Package rpca implements anomaly detection using Robust Principle Component Analysis (http://techblog.netflix.com/2015/02/rad-outlier-detection-on-big-data.html). It is a port of RPCA provided by Netflix as part of their Surus project (https://github.com/Netflix/Surus). It takes bits and pieces of Netflix's RAD implementations written in R, C++, Java, and Javascript.

Index

Constants

View Source
const MAX_ITERS int = 1000

The maximum number of iterations before we give up trying to converge.

Variables

This section is empty.

Functions

func AutoDiff

func AutoDiff(active bool) func(*rpcaConfig) error

Whether or not to detect if the given time series contains a significant global trend that should be removed before anomaly detection. Trend detection is done with the Augmented Dickey-Fuller test. Note that auto-differencing will change the nature of the detected anomalies. If the time series is not detrended, a lasting mean-shift in the time series (for example, a large, sustained increase) will result in a number of consecutive points after the shift being identified as anomalous. If the time series is detrended, only the single point that marks the beginning of the shift will be identified as anomalous.

func ForceDiff

func ForceDiff(active bool) func(*rpcaConfig) error

If true, skip the Augmented Dickey-Fuller test and always auto-difference the given time series.

func Frequency

func Frequency(freq int) func(*rpcaConfig) error

Frequency informs the algorithm of the major frequency of the time series to use for analysis. For example, if you have 56 points of daily measurements, the major frequency is likely 7, which would capture the weekly trend. Note that due to the nature of the algorithm, the length of the provided time series must be divisible by the frequency.

func LPenalty

func LPenalty(penalty float64) func(*rpcaConfig) error

A scalar for the amount of thresholding to use when determining the low rank approximation of the given time series. The default values are chosen to correspond to the smart thresholding values described in Zhou's Stable Principal Component Pursuit.

func SPenalty

func SPenalty(penalty float64) func(*rpcaConfig) error

A scalar for the amount of thresholding to use when determining the separation between noise and sparse outliers.

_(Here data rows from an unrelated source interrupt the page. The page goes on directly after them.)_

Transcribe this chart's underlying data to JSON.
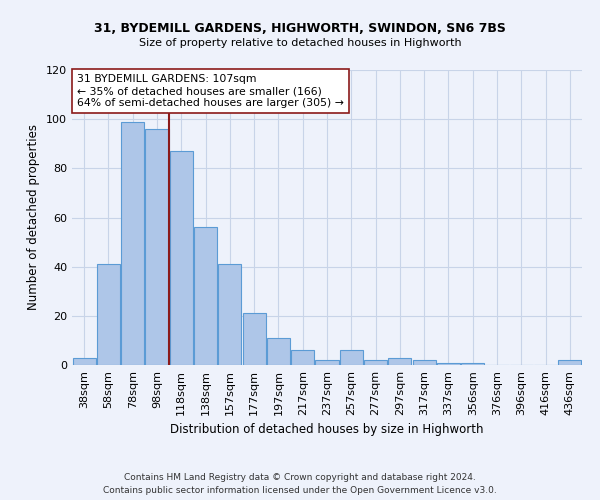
{
  "title1": "31, BYDEMILL GARDENS, HIGHWORTH, SWINDON, SN6 7BS",
  "title2": "Size of property relative to detached houses in Highworth",
  "xlabel": "Distribution of detached houses by size in Highworth",
  "ylabel": "Number of detached properties",
  "footnote1": "Contains HM Land Registry data © Crown copyright and database right 2024.",
  "footnote2": "Contains public sector information licensed under the Open Government Licence v3.0.",
  "annotation_title": "31 BYDEMILL GARDENS: 107sqm",
  "annotation_line1": "← 35% of detached houses are smaller (166)",
  "annotation_line2": "64% of semi-detached houses are larger (305) →",
  "bar_categories": [
    "38sqm",
    "58sqm",
    "78sqm",
    "98sqm",
    "118sqm",
    "138sqm",
    "157sqm",
    "177sqm",
    "197sqm",
    "217sqm",
    "237sqm",
    "257sqm",
    "277sqm",
    "297sqm",
    "317sqm",
    "337sqm",
    "356sqm",
    "376sqm",
    "396sqm",
    "416sqm",
    "436sqm"
  ],
  "bar_values": [
    3,
    41,
    99,
    96,
    87,
    56,
    41,
    21,
    11,
    6,
    2,
    6,
    2,
    3,
    2,
    1,
    1,
    0,
    0,
    0,
    2
  ],
  "bar_color": "#aec6e8",
  "bar_edge_color": "#5b9bd5",
  "vline_color": "#8b1a1a",
  "vline_x": 3.5,
  "annotation_box_color": "#ffffff",
  "annotation_box_edge": "#8b1a1a",
  "bg_color": "#eef2fb",
  "grid_color": "#c8d4e8",
  "ylim": [
    0,
    120
  ],
  "yticks": [
    0,
    20,
    40,
    60,
    80,
    100,
    120
  ]
}
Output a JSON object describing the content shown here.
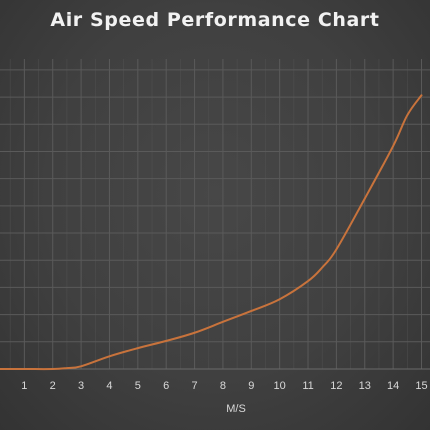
{
  "chart_data": {
    "type": "line",
    "title": "Air Speed Performance Chart",
    "xlabel": "M/S",
    "ylabel": "",
    "x": [
      0,
      1,
      2,
      2.5,
      3,
      4,
      5,
      6,
      7,
      8,
      9,
      10,
      11,
      11.5,
      12,
      13,
      14,
      14.5,
      15
    ],
    "series": [
      {
        "name": "",
        "values": [
          0,
          0,
          0,
          0.05,
          0.15,
          0.7,
          1.15,
          1.55,
          2.0,
          2.6,
          3.2,
          3.85,
          4.85,
          5.6,
          6.6,
          9.4,
          12.3,
          14.0,
          15.1
        ],
        "color": "#c8733c"
      }
    ],
    "xticks": [
      "1",
      "2",
      "3",
      "4",
      "5",
      "6",
      "7",
      "8",
      "9",
      "10",
      "11",
      "12",
      "13",
      "14",
      "15"
    ],
    "xlim": [
      0,
      15.3
    ],
    "ylim": [
      0,
      17.1
    ],
    "grid": true,
    "legend": "none",
    "colors": {
      "background": "#404040",
      "grid": "#5a5a5a",
      "line": "#c8733c",
      "text": "#d9d9d9",
      "title": "#f2f2f2"
    }
  }
}
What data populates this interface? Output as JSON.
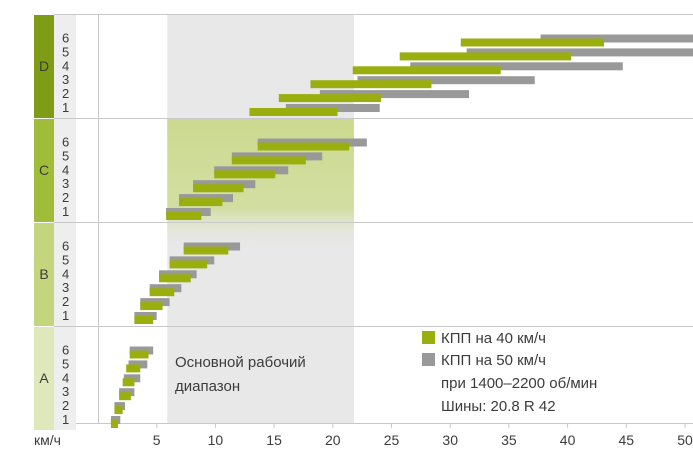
{
  "chart_data": {
    "type": "bar",
    "x_unit_label": "км/ч",
    "x_ticks": [
      5,
      10,
      15,
      20,
      25,
      30,
      35,
      40,
      45,
      50
    ],
    "xlim": [
      0,
      51
    ],
    "groups": [
      "A",
      "B",
      "C",
      "D"
    ],
    "gears": [
      "1",
      "2",
      "3",
      "4",
      "5",
      "6"
    ],
    "series": [
      {
        "name": "КПП на 40 км/ч",
        "color": "#9aae0e",
        "ranges": {
          "A": [
            [
              1.1,
              1.7
            ],
            [
              1.4,
              2.1
            ],
            [
              1.8,
              2.8
            ],
            [
              2.1,
              3.1
            ],
            [
              2.4,
              3.6
            ],
            [
              2.7,
              4.3
            ]
          ],
          "B": [
            [
              3.1,
              4.7
            ],
            [
              3.6,
              5.5
            ],
            [
              4.4,
              6.5
            ],
            [
              5.2,
              7.9
            ],
            [
              6.1,
              9.3
            ],
            [
              7.3,
              11.1
            ]
          ],
          "C": [
            [
              5.8,
              8.8
            ],
            [
              6.9,
              10.6
            ],
            [
              8.1,
              12.4
            ],
            [
              9.9,
              15.1
            ],
            [
              11.4,
              17.7
            ],
            [
              13.6,
              21.4
            ]
          ],
          "D": [
            [
              12.9,
              20.4
            ],
            [
              15.4,
              24.1
            ],
            [
              18.1,
              28.4
            ],
            [
              21.7,
              34.3
            ],
            [
              25.7,
              40.3
            ],
            [
              30.9,
              43.1
            ]
          ]
        }
      },
      {
        "name": "КПП на 50 км/ч",
        "color": "#999999",
        "ranges": {
          "A": [
            [
              1.1,
              1.9
            ],
            [
              1.4,
              2.3
            ],
            [
              1.8,
              3.1
            ],
            [
              2.2,
              3.6
            ],
            [
              2.6,
              4.2
            ],
            [
              2.7,
              4.7
            ]
          ],
          "B": [
            [
              3.1,
              5.0
            ],
            [
              3.6,
              6.1
            ],
            [
              4.4,
              7.1
            ],
            [
              5.2,
              8.4
            ],
            [
              6.1,
              9.9
            ],
            [
              7.3,
              12.1
            ]
          ],
          "C": [
            [
              5.8,
              9.6
            ],
            [
              6.9,
              11.5
            ],
            [
              8.1,
              13.4
            ],
            [
              9.9,
              16.2
            ],
            [
              11.4,
              19.1
            ],
            [
              13.6,
              22.9
            ]
          ],
          "D": [
            [
              16.0,
              24.0
            ],
            [
              18.9,
              31.6
            ],
            [
              22.1,
              37.2
            ],
            [
              26.6,
              44.7
            ],
            [
              31.4,
              53.0
            ],
            [
              37.7,
              53.0
            ]
          ]
        }
      }
    ],
    "highlight_range": {
      "label": "Основной рабочий диапазон",
      "from": 5.9,
      "to": 21.8
    },
    "legend_extra": [
      "при 1400–2200 об/мин",
      "Шины: 20.8 R 42"
    ],
    "grid": true
  },
  "colors": {
    "group_A": "#dfe8bb",
    "group_B": "#c3d67e",
    "group_C": "#a0bd3a",
    "group_D": "#7f9c16",
    "highlight_band": "#e8e8e8",
    "highlight_green": "#c9d98a",
    "grid": "#c8c8c8"
  }
}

The default values are chosen to correspond to the smart thresholding values described in Zhou's Stable Principal Component Pursuit.

func Scale

func Scale(active bool) func(*rpcaConfig) error

If false, do not normalize the time series before running anomaly detection. This could result in the algorithm not converging on a nice solution.

func Verbose

func Verbose(active bool) func(*rpcaConfig) error

If true, print lots of information about each iteration of the algorithm.

Types

type Anomalies

type Anomalies struct {
	// A slice of booleans indicating which values in the provided time series
	// were anomalous.
	Positions []bool

	// Values is a slice of floats indicating exactly how anomlous each point in
	// the provided time series was. Points that were not anomalous have a value
	// of zero. Points that were anomalously low have negative values, while
	// points that were anomalously high have positive values.
	Values []float64

	// Part of the RPCA process requires normalizing the given time series by
	// subtracting the mean and dividing by the standard deviation (Z scoring)
	// before detecting anomalies. The anomalousness of each point is computed in
	// this Z-scored space before being transformed back into the domain of the
	// given time series. Sometimes, it's useful to have the normalized values,
	// for example, when comparing anomalies across time series.
	NormedValues []float64
}

func FindAnomalies

func FindAnomalies(series []float64, options ...func(*rpcaConfig) error) Anomalies

FindAnomalies is the primary function to use when using this package. It takes a slice of floats and any number of options. Passing options may look a little funny. This is because this package uses functional arguments to make the API easier to use (more on functional arguments here: http://dave.cheney.net/2014/10/17/functional-options-for-friendly-apis). Basically, all options have default values, and to change that value, pass options like so:

anoms := rpca.FindAnomalies(series, rpca.Frequency(7), rpca.AutoDiff(true))

The interface is designed to match that of Netflix's anomaly detection R package.